A day later, Angelina Booth posted a photo: "Thank you for coming to me when I was at my weakest," she wrote. The photo was Jude Washington asleep on a couch, his cheek soft, his eyelashes long. The caption was shiny and clean.
I put my phone down and felt something in my chest unclench. Ten years of waiting thinned like fog.
1
"I saw you upstairs with her," Jude said the next week, standing under my building's lights as if the night owed him explanation.
He looked almost polite. He had that easy, tall posture people trusted. He put a small box into my hands.

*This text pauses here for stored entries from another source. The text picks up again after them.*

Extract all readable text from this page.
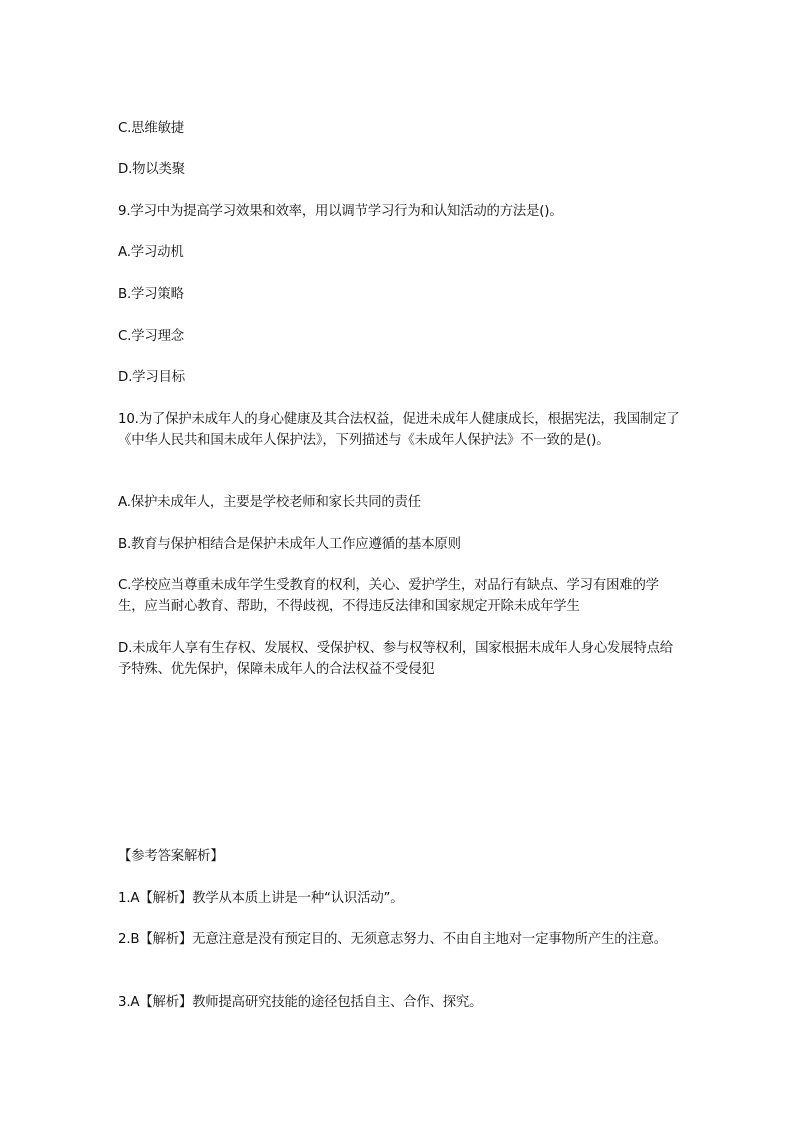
C.思维敏捷
D.物以类聚
9.学习中为提高学习效果和效率，用以调节学习行为和认知活动的方法是()。
A.学习动机
B.学习策略
C.学习理念
D.学习目标
10.为了保护未成年人的身心健康及其合法权益，促进未成年人健康成长，根据宪法，我国制定了《中华人民共和国未成年人保护法》，下列描述与《未成年人保护法》不一致的是()。
A.保护未成年人，主要是学校老师和家长共同的责任
B.教育与保护相结合是保护未成年人工作应遵循的基本原则
C.学校应当尊重未成年学生受教育的权利，关心、爱护学生，对品行有缺点、学习有困难的学生，应当耐心教育、帮助，不得歧视，不得违反法律和国家规定开除未成年学生
D.未成年人享有生存权、发展权、受保护权、参与权等权利，国家根据未成年人身心发展特点给予特殊、优先保护，保障未成年人的合法权益不受侵犯
【参考答案解析】
1.A【解析】教学从本质上讲是一种“认识活动”。
2.B【解析】无意注意是没有预定目的、无须意志努力、不由自主地对一定事物所产生的注意。
3.A【解析】教师提高研究技能的途径包括自主、合作、探究。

"Sorry about that night. I left so fast I forgot your gift," he said.
"Thank you," I said. I smiled the same smile I had for ten years, the one that said you are fine.
"Me and Angelina are grabbing dinner," Jude continued. "Join? Or would that make you feel like a third wheel?"
"I'd rather not be your lamp," I answered.
He and Angelina strolled away, his arm around her, his thumb rubbing the top of her hand without thinking. Seeing them close together did not sting. It was like watching a film in which I had already stopped believing.
Julissa Dell texted later: "She posted that scarf picture on purpose."
"I know," I typed back. "It's the one I gave him last year."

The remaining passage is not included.